Lower speeds mean lower risk of serious crashes - Green MP
Green MP and former Minister of Transport Julie Anne Genter told Checkpoint the crash was "horrific".
"It is something that no one in New Zealand wants to happen - to them or their loved ones - and that's why a focus on road safety and making our transport system as safe as possible is so important and should have cross-party support."
It was important to be "open to the evidence" of what was effective in reducing crashes, she said.
"An accident like this, that's nobody's fault - it's a failure of the vehicle - it can happen anywhere on our roads and so we need to spread the money across as much of our roading network as possible, to make it as safe as possible."
This meant more median barriers and passing lanes, as opposed to "very expensive new alignments, [or] four-lane expressways" - the focus of the current government, she said.
"Because that is so much more expensive, it necessarily means a much smaller proportion of our network is being made safe."
Higher speeds were more likely to result in deaths and serious injuries, and the government's approach to speed management had been widely criticised by road safety experts and trauma surgeons, she said.

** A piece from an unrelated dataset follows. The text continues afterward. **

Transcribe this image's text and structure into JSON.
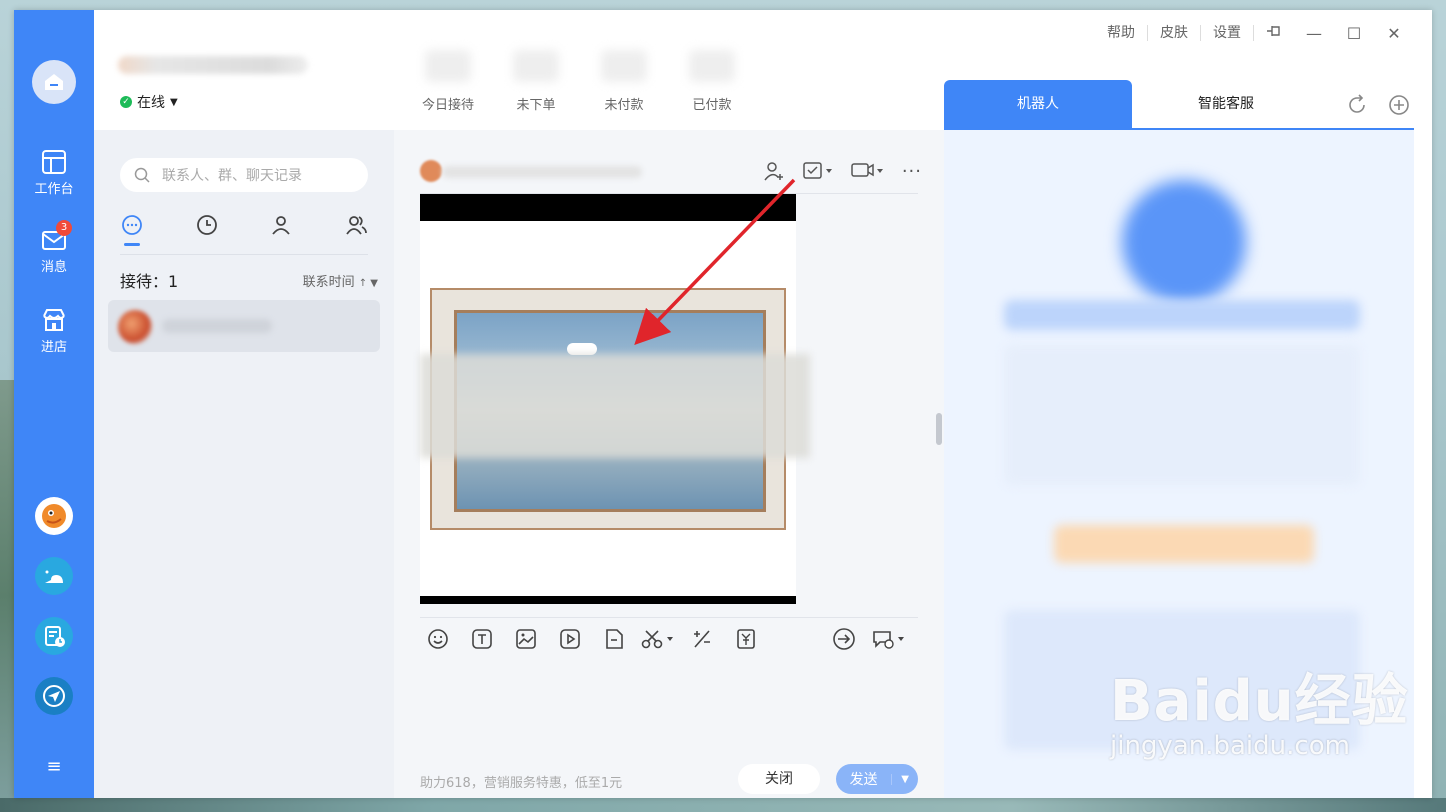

Concrete barriers did not reduce the risk of fatalities to zero, and were much more expensive. With modern wire barriers you could ensure more roads were protected, given the transport budget, she said.
On an undivided two-lane highway - which was common in rural New Zealand - the safe speed could not be above 80kmh.
"That's just the reality. You will have a much higher risk of deaths and serious injuries at 100kmh than you do at 80kmh."
The previous government's Road to Zero plan had been to match speed management to investment in roads, she said.
The safety programme aimed to reduce annual deaths and serious injuries in road crashes by 40 percent by 2030, and eventually bring that figure down to zero.
The scheme included installing hundreds of kilometres of median barriers.
But in February the coalition government announced it was scrapping the programme.
"New Zealand can and should aspire to have a much safer transport system.
"When we look at countries similar to us, they have a much lower death rate per population and per kilometre driven... but we have to follow the evidence on that.
"This sort of thing is going to become more frequent, unfortunately, if the current government doesn't change its approach."